The fusion of synaptic vesicle membranes studied by lipid mixing: the R18 fluorescence assay validity.

The various experimental approaches and octadecyl rhodamine B chloride (R18) assay's capability to meet the criteria for examining the Ca²(+)dependent synaptic vesicles (SVs) fusion with target membranes have been investigated. The existence of at least two simultaneous processes one of which attributed to real Ca²(+)-dependent membrane fusion, while another is considered to be non-specific probe transfer has been shown. The differences in response to temperature changes were found for R18 fluorescence dequenching upon stimulation of membrane fusion or nonspecific probe transfer. The temperature dependences of the probe dequenching rate were the same for heterotypic and homotypic membrane systems and increased with the temperature growth.
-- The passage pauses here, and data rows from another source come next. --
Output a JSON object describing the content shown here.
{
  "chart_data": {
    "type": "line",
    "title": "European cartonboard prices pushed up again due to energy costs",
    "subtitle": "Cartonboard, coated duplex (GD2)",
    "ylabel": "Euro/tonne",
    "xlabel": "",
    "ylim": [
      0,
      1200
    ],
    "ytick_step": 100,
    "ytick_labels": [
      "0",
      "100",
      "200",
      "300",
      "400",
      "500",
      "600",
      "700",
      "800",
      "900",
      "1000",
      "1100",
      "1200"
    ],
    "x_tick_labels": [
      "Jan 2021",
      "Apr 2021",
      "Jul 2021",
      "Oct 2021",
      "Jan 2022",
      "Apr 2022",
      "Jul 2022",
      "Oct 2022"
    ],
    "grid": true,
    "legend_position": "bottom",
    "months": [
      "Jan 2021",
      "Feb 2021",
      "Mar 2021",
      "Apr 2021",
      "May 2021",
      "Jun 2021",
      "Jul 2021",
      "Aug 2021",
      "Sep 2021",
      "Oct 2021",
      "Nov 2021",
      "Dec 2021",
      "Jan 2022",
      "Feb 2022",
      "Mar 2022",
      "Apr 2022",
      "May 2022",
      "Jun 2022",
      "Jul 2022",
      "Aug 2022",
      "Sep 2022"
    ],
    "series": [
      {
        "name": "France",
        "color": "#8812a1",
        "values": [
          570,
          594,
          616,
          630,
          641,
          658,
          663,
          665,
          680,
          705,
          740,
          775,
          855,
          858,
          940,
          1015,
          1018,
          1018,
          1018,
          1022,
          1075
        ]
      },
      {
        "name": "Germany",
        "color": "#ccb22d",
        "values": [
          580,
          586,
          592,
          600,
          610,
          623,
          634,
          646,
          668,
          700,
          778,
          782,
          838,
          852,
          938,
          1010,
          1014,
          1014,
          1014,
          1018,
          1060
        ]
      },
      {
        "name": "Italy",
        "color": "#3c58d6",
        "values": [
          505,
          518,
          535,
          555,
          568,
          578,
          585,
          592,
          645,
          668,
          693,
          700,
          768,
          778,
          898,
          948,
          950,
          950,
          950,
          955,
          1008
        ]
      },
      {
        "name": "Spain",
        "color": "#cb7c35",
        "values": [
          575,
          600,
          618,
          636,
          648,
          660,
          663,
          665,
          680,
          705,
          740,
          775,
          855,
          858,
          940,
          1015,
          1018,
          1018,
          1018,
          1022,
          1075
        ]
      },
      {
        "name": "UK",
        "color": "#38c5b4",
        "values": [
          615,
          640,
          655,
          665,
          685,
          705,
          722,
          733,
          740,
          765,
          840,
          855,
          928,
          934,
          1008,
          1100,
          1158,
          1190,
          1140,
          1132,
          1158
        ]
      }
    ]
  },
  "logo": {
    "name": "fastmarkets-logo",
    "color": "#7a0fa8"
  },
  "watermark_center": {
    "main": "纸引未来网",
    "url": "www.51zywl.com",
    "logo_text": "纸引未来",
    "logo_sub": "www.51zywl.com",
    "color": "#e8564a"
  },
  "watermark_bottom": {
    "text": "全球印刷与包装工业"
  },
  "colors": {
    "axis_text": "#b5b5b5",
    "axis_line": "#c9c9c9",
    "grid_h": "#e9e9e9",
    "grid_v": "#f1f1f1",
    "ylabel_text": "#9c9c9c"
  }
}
The combination of R18 fluorescence studies with the data obtained by dynamic light scattering (DLS) offers a unique opportunity for the determination of SVs aggregation and the membrane fusion. The cholesterol content of the synaptosomal plasma membrane was modulated by methyl-β-cyclodextrin (MCD). The MCD molecule has proven to bind directly the membrane cholesterol and interact with lipophilic probe R18 that affects its fluorescence. The obvious distinctions in probe dequenching due to the membrane mixing or the MCD effect were observed. The cholesterol depletion from the synaptosomal plasma membranes was found to inhibit the process of Ca²(+)-induced membrane fusion with SVs. Thus, the manipulations with conditions of R18 probe dequenching at the model conditions, specific for the Ca²(+)-triggered fusion steps of regulated exocytosis, allowed us to determine the relative contribution of probe transfer and genuine membrane fusion to the overall fluorescence signal.